A downed tree blocks a section of the Benjamin Franklin Parkway, as Hurricane Irene made its way along the Eastern Seaboard, Aug. 28, 2011, in Philadelphia. Philadelphia is expected to get hotter in the summer, with wetter winter weather along with severe storms.

While almost 200 nations gather in Paris to hammer out an agreement to cut carbon dioxide emissions, Philadelphia released its own report on how the city needs to adapt to rising seas and a warming Earth. Climate change will continue to bring hotter summers and wetter winters with more severe storms to the Delaware Valley. Much of the precipitation will be heavy, increasing the risk of flooding.

The city will still have four seasons, and maintain the same freeze thaw cycles.

Katherine Gajewski, Philadelphia’s sustainability director, says hotter summers and wetter winters, accompanied by more severe storms seems like a contradiction.

“So that’s really hard, I think, for people to wrap their minds around,” said Gajewski. “Its generally going to get warmer but yet we’re going to have more severe winters, how can those two realities coexist?”

In fact they already do. Philadelphia has experienced its two hottest summers and its two wettest winters on record in just the past five years. Gajewski has been working with all city departments to get them to prepare.

“There’s no certainty about what’s going to happen,” she said. “And we’re making investments and decisions every day as a city government that are going to continue to be with us for decades to come. We’re really trying to figure out how to bring the best available climate science to practioners in Philadelphia to help them make the best informed, forward-looking decisions as they can.”

The city has already implemented projects through the water department to curtail future flooding. Rain gardens and green roofs across the city will help put as much water into the soil as possible, keeping it out of the sewer and drainage systems to prevent flash floods. The streets department has installed concrete pads at busy bus stops in anticipation of hotter temperatures, which cause the asphalt to buckle. And the parks and recreation department is experimenting with new trees and vegetation that will be able to thrive in a new climate, as the less adapted species die out.

A traffic triangle converted to a rain garden.

Louis Cook via flickr / Philadelphia Water Department

A traffic triangle converted to a rain garden.

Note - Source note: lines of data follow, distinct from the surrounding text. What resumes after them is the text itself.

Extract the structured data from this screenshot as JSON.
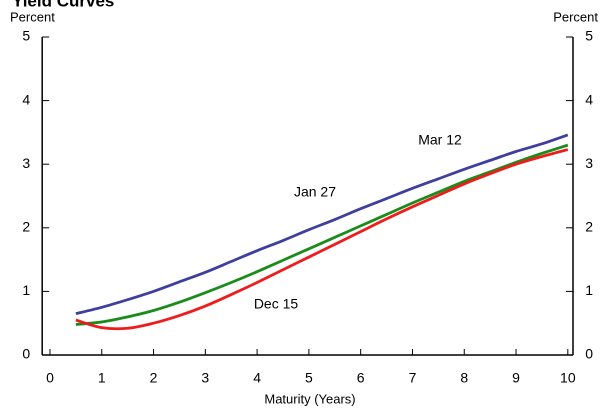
{
  "chart_data": {
    "type": "line",
    "title": "Yield Curves",
    "y_label": "Percent",
    "y2_label": "Percent",
    "x_label": "Maturity (Years)",
    "x": [
      0.5,
      1,
      1.5,
      2,
      2.5,
      3,
      3.5,
      4,
      4.5,
      5,
      5.5,
      6,
      6.5,
      7,
      7.5,
      8,
      8.5,
      9,
      9.5,
      10
    ],
    "series": [
      {
        "name": "Mar 12",
        "color": "#3f3fa0",
        "values": [
          0.65,
          0.75,
          0.87,
          1.0,
          1.15,
          1.3,
          1.47,
          1.64,
          1.8,
          1.97,
          2.13,
          2.3,
          2.46,
          2.62,
          2.77,
          2.92,
          3.06,
          3.2,
          3.32,
          3.46
        ]
      },
      {
        "name": "Jan 27",
        "color": "#1a8c1a",
        "values": [
          0.48,
          0.52,
          0.6,
          0.7,
          0.83,
          0.98,
          1.14,
          1.31,
          1.49,
          1.67,
          1.85,
          2.03,
          2.21,
          2.39,
          2.56,
          2.73,
          2.88,
          3.03,
          3.17,
          3.3
        ]
      },
      {
        "name": "Dec 15",
        "color": "#ee1c1c",
        "values": [
          0.55,
          0.43,
          0.42,
          0.5,
          0.62,
          0.77,
          0.95,
          1.14,
          1.34,
          1.54,
          1.74,
          1.94,
          2.14,
          2.33,
          2.51,
          2.69,
          2.85,
          3.0,
          3.12,
          3.23
        ]
      }
    ],
    "xlim": [
      -0.15,
      10.1
    ],
    "xticks": [
      0,
      1,
      2,
      3,
      4,
      5,
      6,
      7,
      8,
      9,
      10
    ],
    "ylim": [
      0,
      5
    ],
    "yticks": [
      0,
      1,
      2,
      3,
      4,
      5
    ],
    "y2lim": [
      0,
      5
    ],
    "y2ticks": [
      0,
      1,
      2,
      3,
      4,
      5
    ],
    "grid": false
  }
}
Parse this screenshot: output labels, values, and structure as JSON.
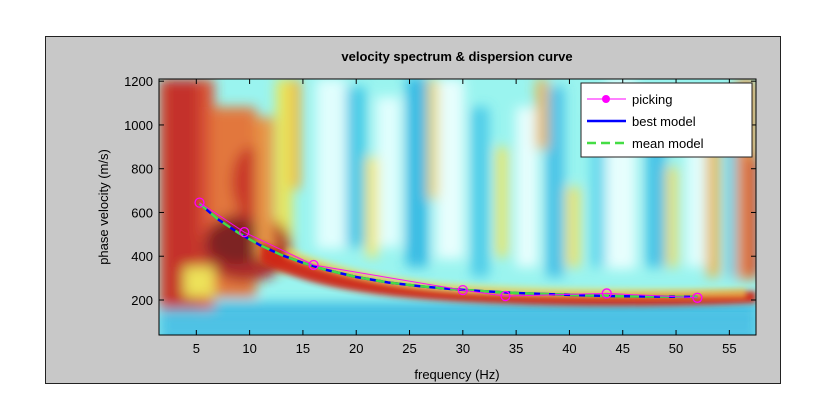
{
  "chart_data": {
    "type": "heatmap",
    "title": "velocity spectrum & dispersion curve",
    "xlabel": "frequency (Hz)",
    "ylabel": "phase velocity (m/s)",
    "xlim": [
      1.5,
      57.5
    ],
    "ylim": [
      40,
      1210
    ],
    "x_ticks": [
      5,
      10,
      15,
      20,
      25,
      30,
      35,
      40,
      45,
      50,
      55
    ],
    "y_ticks": [
      200,
      400,
      600,
      800,
      1000,
      1200
    ],
    "grid": false,
    "legend_position": "top-right",
    "colormap": "jet",
    "series": [
      {
        "name": "picking",
        "style": "magenta line with circle markers",
        "color": "#ff00ff",
        "x": [
          5.3,
          9.5,
          16,
          30,
          34,
          43.5,
          52
        ],
        "y": [
          645,
          510,
          360,
          245,
          218,
          230,
          210
        ]
      },
      {
        "name": "best model",
        "style": "solid",
        "color": "#0000ff",
        "x": [
          5.3,
          7,
          9,
          11,
          13,
          15,
          17,
          20,
          23,
          26,
          29,
          32,
          35,
          38,
          41,
          44,
          47,
          50,
          52
        ],
        "y": [
          640,
          570,
          505,
          450,
          405,
          370,
          340,
          305,
          280,
          263,
          250,
          240,
          232,
          227,
          222,
          218,
          216,
          215,
          214
        ]
      },
      {
        "name": "mean model",
        "style": "dashed",
        "color": "#44dd44",
        "x": [
          5.3,
          7,
          9,
          11,
          13,
          15,
          17,
          20,
          23,
          26,
          29,
          32,
          35,
          38,
          41,
          44,
          47,
          50,
          52
        ],
        "y": [
          640,
          570,
          505,
          450,
          405,
          370,
          340,
          305,
          280,
          263,
          250,
          240,
          232,
          227,
          222,
          218,
          216,
          215,
          214
        ]
      }
    ]
  }
}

One thing the city says it can’t do is spend a lot of money on engineering fixes that could end up sending more carbon dioxide emissions into the atmosphere. Chris Crockett, deputy commissioner of planning for the city’s water department, says the city has opted out of huge infrastructure projects to divert storm water.

“We could, instead of doing these greener practices, we could just go and dig a hole to China and build a tunnel. But that has a huge carbon footprint, and we have to operate and maintain equipment and pumps that have a huge carbon footprint in the long run.”

And he says, there’s no flexibility with tunnels and holes lined with cement, while the rain gardens can be re-worked and re-imagined.

When it comes to sea level rise, the report shows the greatest impacts will be felt in neighborhoods east of I-95, along the Delaware river, as well as Eastwick in Southwest Philadelphia.